Deciduous swamp consisting of live deciduous trees over 15 feet in height such as American elm (Ulmus americana), red maple (Acer rubrum), silver maple (Acer saccharinum), red ash (Fraxinus pennsylvanica), black ash (Fraximus nigra), swamp white oak (Quercas bicolor) and willows (Salix spp.).
Coniferous swamp consisting of live coniferous trees over 15 feet in height, such as black spruce (Picca mariana), white cedar (Chamaecyparis thyoides), red spruce (picea rubens), balsam fir (Abies balsamea), Northern white pine (Pinus strobus) and American larch (Larix laricina).
Shrub swamp consisting of vegetation less than 15 feet in height, such as alders (Alnus spp.), willows, leatherleaf, bog rosemary (Andromeda glaucophylla), sweet gale, buttonbush (Cephalanthus occidentalis), highbush cranberry, red osier dogwood (Coitus spp.) and sphagnum moss (Sphagnum spp.) in bog mats.
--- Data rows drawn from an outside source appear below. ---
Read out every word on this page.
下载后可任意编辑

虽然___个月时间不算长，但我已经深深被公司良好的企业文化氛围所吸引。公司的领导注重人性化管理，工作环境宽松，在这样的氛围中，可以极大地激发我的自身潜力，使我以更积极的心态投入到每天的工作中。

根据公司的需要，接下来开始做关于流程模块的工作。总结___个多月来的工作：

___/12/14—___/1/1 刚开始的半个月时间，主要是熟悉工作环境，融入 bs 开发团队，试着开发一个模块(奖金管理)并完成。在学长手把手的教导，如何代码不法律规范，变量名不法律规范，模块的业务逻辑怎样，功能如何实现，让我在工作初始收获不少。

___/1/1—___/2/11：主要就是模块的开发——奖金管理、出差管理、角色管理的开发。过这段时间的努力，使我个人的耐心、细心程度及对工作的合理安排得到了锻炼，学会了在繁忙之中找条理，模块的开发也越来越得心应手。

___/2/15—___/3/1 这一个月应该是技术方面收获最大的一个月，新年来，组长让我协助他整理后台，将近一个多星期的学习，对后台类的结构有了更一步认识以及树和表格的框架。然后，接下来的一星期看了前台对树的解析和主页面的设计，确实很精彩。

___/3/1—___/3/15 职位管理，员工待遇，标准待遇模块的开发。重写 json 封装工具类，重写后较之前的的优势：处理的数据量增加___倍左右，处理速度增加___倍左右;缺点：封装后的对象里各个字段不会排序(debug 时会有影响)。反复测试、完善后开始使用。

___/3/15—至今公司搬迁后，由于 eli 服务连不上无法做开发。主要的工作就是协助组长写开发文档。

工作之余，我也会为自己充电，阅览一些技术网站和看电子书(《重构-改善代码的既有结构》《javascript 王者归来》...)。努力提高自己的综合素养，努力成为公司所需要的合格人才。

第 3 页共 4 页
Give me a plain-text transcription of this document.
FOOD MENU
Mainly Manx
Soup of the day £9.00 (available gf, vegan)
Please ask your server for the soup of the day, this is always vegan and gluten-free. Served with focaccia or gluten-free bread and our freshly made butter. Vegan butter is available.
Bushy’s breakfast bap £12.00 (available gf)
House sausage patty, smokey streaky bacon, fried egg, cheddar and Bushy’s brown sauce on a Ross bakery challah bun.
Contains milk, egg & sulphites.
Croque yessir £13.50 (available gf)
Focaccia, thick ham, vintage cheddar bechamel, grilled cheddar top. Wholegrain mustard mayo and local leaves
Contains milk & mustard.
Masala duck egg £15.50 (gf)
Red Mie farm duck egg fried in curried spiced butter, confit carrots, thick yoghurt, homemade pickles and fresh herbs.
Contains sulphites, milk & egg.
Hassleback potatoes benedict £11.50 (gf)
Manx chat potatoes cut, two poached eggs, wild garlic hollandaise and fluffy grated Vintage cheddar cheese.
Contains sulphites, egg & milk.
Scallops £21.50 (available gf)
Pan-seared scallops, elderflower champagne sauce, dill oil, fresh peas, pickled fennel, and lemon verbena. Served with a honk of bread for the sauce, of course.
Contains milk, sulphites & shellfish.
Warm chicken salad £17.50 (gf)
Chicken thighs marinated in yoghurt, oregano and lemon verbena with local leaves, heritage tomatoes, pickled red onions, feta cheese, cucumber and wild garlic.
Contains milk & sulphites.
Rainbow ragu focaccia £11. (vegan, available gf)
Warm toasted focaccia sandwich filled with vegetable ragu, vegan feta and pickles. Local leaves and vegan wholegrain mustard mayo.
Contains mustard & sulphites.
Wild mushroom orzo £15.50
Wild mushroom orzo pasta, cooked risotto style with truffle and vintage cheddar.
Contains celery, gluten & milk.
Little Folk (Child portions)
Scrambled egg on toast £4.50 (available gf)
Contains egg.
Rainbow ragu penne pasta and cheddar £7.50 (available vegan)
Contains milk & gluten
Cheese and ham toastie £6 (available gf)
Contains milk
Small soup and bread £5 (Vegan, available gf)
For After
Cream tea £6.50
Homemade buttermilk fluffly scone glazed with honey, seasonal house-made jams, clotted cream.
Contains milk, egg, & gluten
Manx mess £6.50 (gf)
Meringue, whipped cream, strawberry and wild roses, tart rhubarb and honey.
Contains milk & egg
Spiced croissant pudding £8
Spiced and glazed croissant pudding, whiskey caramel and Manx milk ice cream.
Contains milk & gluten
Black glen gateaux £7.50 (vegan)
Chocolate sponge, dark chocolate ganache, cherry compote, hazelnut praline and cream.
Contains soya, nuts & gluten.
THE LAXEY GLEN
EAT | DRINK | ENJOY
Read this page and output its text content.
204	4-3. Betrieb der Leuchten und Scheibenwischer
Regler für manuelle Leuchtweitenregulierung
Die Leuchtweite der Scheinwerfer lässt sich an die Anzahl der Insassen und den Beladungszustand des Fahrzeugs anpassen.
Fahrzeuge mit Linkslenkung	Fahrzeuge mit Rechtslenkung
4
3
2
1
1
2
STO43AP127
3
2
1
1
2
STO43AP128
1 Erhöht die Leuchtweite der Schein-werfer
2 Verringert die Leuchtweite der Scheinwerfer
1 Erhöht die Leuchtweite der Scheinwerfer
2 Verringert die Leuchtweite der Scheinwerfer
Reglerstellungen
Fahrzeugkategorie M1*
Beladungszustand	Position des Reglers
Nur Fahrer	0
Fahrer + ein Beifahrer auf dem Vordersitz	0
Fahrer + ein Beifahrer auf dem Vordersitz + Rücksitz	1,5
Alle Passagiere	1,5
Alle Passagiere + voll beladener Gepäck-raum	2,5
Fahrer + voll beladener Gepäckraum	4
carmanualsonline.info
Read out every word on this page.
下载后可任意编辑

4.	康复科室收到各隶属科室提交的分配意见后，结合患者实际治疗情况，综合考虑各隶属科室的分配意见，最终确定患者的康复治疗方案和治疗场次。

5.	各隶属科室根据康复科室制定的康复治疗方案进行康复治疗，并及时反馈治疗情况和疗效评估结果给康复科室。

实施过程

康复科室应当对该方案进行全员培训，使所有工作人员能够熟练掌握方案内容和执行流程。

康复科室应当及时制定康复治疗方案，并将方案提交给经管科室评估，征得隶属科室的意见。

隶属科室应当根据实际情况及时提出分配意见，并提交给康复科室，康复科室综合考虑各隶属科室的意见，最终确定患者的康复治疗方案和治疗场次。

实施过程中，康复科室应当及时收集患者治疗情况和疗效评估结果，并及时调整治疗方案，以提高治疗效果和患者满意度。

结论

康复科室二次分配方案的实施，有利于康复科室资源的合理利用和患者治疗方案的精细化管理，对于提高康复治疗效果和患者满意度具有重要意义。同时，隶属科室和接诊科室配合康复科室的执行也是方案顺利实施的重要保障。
Floating vegetation such as duckweed (Lemna spp.), watermeal (Wolffia spp.), waterlily (Nymphaea odorata), water shield (Brasneia schreberi) and spatterdock (Nuphar spp.).
Submergent vegetation such as pondweeds (Potamogeton spp.), naiads (Najas spp.), coontail (Ceratophyllum demersum), water milfoils (Nitella spp.), wild celery (Vallisneria americana), muskgrass, stonewort, water smartweed (Polygonum amphibium) and bladderworts (Ultricularia spp.).
Lands and water substantially enclosed by aquatic, semiaquatic or dead vegetation as set forth in this subsection, the regulation of which is necessary to protect and preserve the vegetation; or
The duly appointed Wetlands Officer of the Town of Shelter Island.